The Hothouse by the East River is a novel by Scottish author Muriel Spark published in 1973. The main two settings of the novel both reflect the author's life where she lived in Manhattan and where she worked in a POW camp in Britain in World War II.

==Inspiration==
From a later introduction to the novel Ian Rankin wrote 'As early as 1965, Muriel Spark had a title in mind for a new book. That title was Hothouse East River. The novel itself, however, would not appear until 1973, much changed from its original incarnation, as Spark herself would confide during a 1970 interview with the Guardian newspaper: ‘I’m so interested in the present tense that I’ve redone a book I’ve been working on for three years,The Hot House by the East River, and put it all in the present tense.’ ... the novel she would eventually pen about New York would be one of her strangest, most jarring works, painting an unflattering portrait of the city's wealthier denizens and their spiritually empty lives...'

==Plot==
Wealthy couple Paul and Elsa live in 1970's Manhattan overlooking the East River with throwbacks to 1944 Britain where they started their
relationship. Paul notices that Elsa always has a fixed shadow, and doubts her sanity and her analyst Garven is always on her beck and call.
Elsa recognises Kiel, a German ex-POW working at a shoeshop, where she slept with Kiel back in 1944. But Paul believes that Kiel died, in
fact there appears to be some question on whether the book's main characters themselves may not be alive...

==Reception==
At the time Richard P. Brickner writing in The New York Times is positive "Muriel Spark's new novel is, in effect, a witty, mysterious, illuminating dream; Muriel Spark's dream, but more or less ours too. It makes reality barely more fantastic than reality is." he concludes with "A form of resolution takes place at the novel's end, something like acceptance of the past itself; but to describe it would be to flatten it. The book itself eases our own discomfort. The charmingly brutal originality with which the author has laid out her plot of pitfalls shocks us into laughing. And, narrating uncertainty with confidence, she organizes it, and us. Her book is a nightmare that's a good dream."

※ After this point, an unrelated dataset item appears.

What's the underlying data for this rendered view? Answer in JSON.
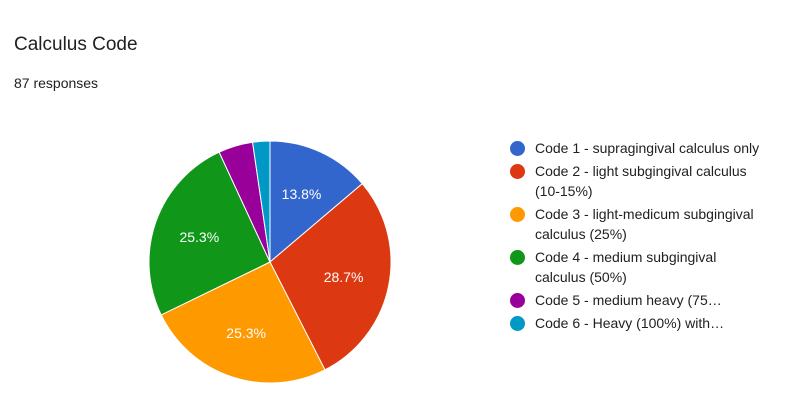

In 2000, Emma Brockes writing in The Guardian notes "that a bad-tempered review of the novel in 1973 called it "elliptical and dotty".
The huffy reviews were possibly provoked by Spark's talent for toying with her readers' expectations. It is an approach she occasionally takes
too far: at the end of Hothouse, readers discover with a dizzy plunge that all the protagonists are dead and have been since the opening page.
The characters in a Spark novel are held within a symbolic order that is not altogether reliable."